Angesichts dieser Gegebenheiten kann den bayerischen Diözesen das Recht nicht abgesprochen werden, von einer als rechtswidrig oder zumindest als unzweckmäßig erkannten Praxis abzurücken und sich einheitlich der vom Gesetz vorgeschriebenen Einzelfallprüfung zuzuwenden (Beschluß vom 6. Februar 1998; s. auch Schreiben des Katholischen KiStA München vom 6. Mai 1999). Auch der Kläger wird sich der Einsicht nicht verschließen können, daß eine Erlaßpraxis höchst zweifelhaft ist, die wohlsituierten Steuerpflichtigen mit hohen, bisher ohnehin steuerbegünstigten Abfindungen oder Veräußerungsgewinnen ein zusätzliches Steuergeschenk gewährt. Die Diözese des beklagten KiStA hat den o.g.

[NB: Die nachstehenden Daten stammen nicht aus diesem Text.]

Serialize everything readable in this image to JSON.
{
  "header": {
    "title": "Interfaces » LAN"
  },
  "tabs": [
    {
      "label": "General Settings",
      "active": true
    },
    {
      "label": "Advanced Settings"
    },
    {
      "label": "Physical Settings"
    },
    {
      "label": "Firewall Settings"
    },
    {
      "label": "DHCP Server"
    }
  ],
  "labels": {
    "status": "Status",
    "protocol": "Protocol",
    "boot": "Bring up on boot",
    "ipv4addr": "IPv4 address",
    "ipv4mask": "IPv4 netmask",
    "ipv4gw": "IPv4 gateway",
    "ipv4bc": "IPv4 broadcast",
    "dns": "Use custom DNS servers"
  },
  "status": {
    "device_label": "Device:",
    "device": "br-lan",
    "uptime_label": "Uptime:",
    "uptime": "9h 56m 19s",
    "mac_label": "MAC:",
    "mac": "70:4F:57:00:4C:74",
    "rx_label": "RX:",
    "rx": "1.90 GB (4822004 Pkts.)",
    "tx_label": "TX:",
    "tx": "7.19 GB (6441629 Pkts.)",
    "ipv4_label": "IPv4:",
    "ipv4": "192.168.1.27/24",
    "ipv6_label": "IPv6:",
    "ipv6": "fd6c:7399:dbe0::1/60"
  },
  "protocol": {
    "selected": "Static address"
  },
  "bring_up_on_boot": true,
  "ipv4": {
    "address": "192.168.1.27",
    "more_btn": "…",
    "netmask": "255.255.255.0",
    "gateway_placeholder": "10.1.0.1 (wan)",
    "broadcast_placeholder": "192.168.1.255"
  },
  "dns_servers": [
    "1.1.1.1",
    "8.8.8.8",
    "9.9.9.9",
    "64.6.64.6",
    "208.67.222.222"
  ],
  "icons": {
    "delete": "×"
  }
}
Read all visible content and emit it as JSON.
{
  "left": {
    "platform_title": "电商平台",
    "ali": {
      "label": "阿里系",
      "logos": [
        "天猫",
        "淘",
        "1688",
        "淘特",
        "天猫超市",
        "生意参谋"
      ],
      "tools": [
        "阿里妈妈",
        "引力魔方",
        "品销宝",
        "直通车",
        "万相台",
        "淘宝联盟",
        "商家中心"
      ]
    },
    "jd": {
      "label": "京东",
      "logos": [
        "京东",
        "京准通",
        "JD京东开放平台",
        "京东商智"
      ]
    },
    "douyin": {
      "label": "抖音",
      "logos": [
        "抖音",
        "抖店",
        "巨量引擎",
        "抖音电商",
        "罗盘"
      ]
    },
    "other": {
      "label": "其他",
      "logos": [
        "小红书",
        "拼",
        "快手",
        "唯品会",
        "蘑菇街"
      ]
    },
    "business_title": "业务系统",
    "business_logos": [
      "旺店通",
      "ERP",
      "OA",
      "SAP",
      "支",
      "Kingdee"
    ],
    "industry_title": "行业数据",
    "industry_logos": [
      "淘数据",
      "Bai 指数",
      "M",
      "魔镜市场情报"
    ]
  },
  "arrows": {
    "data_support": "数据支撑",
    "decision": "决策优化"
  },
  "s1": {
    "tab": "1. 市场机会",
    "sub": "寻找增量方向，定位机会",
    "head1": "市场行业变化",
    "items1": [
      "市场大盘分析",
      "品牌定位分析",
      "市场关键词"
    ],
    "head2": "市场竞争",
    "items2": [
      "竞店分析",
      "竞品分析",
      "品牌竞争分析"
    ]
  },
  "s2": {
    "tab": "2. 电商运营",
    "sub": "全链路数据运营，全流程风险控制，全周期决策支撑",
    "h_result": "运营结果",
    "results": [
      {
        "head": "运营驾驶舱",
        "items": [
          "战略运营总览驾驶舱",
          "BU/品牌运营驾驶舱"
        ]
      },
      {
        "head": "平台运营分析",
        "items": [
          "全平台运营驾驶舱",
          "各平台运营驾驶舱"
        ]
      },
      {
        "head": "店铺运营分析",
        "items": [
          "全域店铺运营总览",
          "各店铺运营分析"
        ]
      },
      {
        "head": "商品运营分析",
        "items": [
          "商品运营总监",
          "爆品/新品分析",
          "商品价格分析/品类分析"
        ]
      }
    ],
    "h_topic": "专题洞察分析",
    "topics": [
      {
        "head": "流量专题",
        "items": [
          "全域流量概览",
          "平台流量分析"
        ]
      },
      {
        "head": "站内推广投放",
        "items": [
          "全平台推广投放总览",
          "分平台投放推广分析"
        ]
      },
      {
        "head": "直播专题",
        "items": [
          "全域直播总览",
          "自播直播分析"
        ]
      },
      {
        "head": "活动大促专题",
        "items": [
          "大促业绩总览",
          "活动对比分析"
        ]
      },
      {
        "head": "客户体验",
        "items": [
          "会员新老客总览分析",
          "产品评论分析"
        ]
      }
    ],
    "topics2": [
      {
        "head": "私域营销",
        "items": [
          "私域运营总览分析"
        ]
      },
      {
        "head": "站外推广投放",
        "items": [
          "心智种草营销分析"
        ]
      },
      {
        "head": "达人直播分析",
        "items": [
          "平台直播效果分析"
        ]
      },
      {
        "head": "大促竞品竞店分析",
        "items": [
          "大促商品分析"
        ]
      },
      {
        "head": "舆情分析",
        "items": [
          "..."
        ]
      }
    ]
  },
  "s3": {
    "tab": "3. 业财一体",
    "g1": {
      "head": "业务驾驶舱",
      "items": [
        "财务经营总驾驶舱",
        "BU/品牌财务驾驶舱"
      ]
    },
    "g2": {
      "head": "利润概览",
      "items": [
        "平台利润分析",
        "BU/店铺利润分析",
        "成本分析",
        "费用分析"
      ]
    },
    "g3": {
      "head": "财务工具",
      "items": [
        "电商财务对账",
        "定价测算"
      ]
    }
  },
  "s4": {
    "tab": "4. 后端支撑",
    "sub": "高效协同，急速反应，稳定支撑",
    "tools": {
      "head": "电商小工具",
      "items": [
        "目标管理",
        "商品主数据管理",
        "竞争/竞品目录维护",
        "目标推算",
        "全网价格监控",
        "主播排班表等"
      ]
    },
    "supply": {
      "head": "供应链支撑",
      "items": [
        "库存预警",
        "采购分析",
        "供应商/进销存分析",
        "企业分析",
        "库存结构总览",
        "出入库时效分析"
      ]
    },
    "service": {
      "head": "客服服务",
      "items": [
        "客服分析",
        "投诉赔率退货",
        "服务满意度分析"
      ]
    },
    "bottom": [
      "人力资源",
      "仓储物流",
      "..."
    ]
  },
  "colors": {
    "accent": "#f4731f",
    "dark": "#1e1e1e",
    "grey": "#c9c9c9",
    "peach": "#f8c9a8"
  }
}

Beschluß mit ihrer Weisung vom 10. Februar 1998 lediglich in rechtsstaatlich nicht zu beanstandender Form vollzogen. Daß das KiStA zumindest seit Februar 1995 nach dieser Weisung verfährt, bedeutet keinen Verstoß gegen den Grundsatz der Gleichmäßigkeit der Besteuerung nach § 85 AO, Art. 3 GG. Im Gegenteil: Ein Rückfall in die empfohlene Erlaßautomatik wäre ein eindeutiger Ermessensfehlgebrauch (Verstoß gegen § 227 AO und gegen eine ausdrückliche innerdienstliche Weisung).
Daß die der Ev. Landeskirche unterstehenden KiStÄ großenteils (s. aber Schreiben des Ev.-luth. KiStA vom 1. Juni 1999) noch die oben erwähnte Praxis verfolgen, ist besonders in Fällen konfessionsverschiedener Ehen zwar äußerst mißlich, vermag die Diözesen wegen der ihnen zukommenden Autonomie aber nicht zu binden.
2. Die Kostenentscheidung beruht auf § 135 Abs. 1 FGO.
Die Revision wird nicht zugelassen, da die Voraussetzungen des § 115 Abs. 2 FGO nicht vorliegen.
Die Entscheidung ergeht durch den Einzelrichter gem. § 6 Abs. 1 FGO (Beschluß vom 6. September 1999).